Ahora todo se mezclaba... en el hueco que abandonan las oraciones podía verse al ejército de zapatos.
Hoy estaba lloviendo, no sé si alguna vez dejó de llover...llueve sobre los agujeros de las casas, sobre los paraguas rotos, sobre un montón de troncos dormidos...
Llueve sobre las plazas, llueve sobre esas inmensas islas que son las plazas... o tal vez no sean más que un mar estático, creado para hacer naufragar a los suicidas frustrados y a los hombres con perros. O atraer a tipos como aquel, que me mira con su cara arratonada, la boca curvada en múltiples muecas, las pupilas chiquitas que debe esconder detrás de esas pestañas.
Hace rato que mi madre dejó de escribir.
En algún lugar alguien debe estar leyendo a Felisberto Hernández, a Ende o a Manuel Rivas...
Ese lugar puede ser mi cama, en un par de minutos.
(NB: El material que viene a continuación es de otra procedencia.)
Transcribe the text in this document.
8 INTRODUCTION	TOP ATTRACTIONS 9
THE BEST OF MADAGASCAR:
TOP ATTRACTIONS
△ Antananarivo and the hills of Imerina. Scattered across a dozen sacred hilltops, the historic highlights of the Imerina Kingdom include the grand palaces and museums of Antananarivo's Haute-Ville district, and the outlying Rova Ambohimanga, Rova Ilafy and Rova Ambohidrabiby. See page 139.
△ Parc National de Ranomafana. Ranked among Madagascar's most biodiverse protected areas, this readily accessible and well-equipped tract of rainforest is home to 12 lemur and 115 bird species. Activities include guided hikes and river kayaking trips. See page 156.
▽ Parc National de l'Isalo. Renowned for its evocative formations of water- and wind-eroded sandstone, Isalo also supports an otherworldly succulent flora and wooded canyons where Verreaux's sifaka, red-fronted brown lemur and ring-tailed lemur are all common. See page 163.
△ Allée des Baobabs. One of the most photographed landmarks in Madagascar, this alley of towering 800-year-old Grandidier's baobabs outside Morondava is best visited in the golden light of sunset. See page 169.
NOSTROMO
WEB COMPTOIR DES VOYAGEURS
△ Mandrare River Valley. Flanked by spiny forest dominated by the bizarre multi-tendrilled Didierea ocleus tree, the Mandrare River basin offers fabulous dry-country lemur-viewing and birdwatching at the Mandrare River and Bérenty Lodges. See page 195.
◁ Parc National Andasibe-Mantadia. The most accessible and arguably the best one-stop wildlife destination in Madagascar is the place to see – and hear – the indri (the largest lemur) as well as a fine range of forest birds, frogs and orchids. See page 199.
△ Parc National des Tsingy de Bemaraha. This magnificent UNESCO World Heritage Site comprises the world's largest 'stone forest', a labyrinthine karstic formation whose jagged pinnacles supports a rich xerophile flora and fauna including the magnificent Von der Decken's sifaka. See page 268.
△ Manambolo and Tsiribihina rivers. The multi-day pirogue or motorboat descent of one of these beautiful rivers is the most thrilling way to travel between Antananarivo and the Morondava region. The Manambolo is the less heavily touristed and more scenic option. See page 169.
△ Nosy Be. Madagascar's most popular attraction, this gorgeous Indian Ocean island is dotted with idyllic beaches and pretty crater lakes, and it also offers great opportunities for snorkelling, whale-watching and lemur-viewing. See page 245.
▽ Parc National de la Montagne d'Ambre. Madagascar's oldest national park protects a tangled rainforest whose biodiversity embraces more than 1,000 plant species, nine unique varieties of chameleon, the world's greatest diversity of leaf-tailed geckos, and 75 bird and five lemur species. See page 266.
viernes, noviembre 05, 2004

 

¿Nunca se termina el arroz...?



"Tanta es la ruina de tu imperio, tanta
la fuerza del rigor duro y sangriento,
que visto admira y escuchado espanta.
El sol se turba y se embaraza el viento;
cada piedra un pirámide levanta,
y cada flor construye un monumento,
cada edificio es un sepulcro altivo,
cada soldado un esqueleto vivo."

Pedro Calderón de la Barca
("La vida es sueño", 1635)

Llueve en Montevideo...
Llueve sobre los agujeros de las casas, sobre los paraguas rotos, sobre un montón de troncos dormidos...
Podría poner "Balada de otoño", recostar el rostro junto a la ventana y dejar a la música dibujar recuerdos en mi cabeza, darle al amigo Juanito el pincel de las notas y permitirle trazar sensaciones sobre el lienzo blanco, nunca virgen, de la memoria...
Pero hoy no quiero.
Quiero creer que no tengo memoria.
Quiero pensar que la cabeza es una flor extraña y vacía, que la música es el eco que les cuenta a las paredes que están solas.
Hoy es un día Genesis, tal vez Byrne o Collins...
Hoy es un día en que el mundo se olvida que existo y mis brazos no hacen nada por recordárselo...
Ah, estoy cansada de muchas cosas... como todos, supongo.
Perdón por el ataque de adolescencia.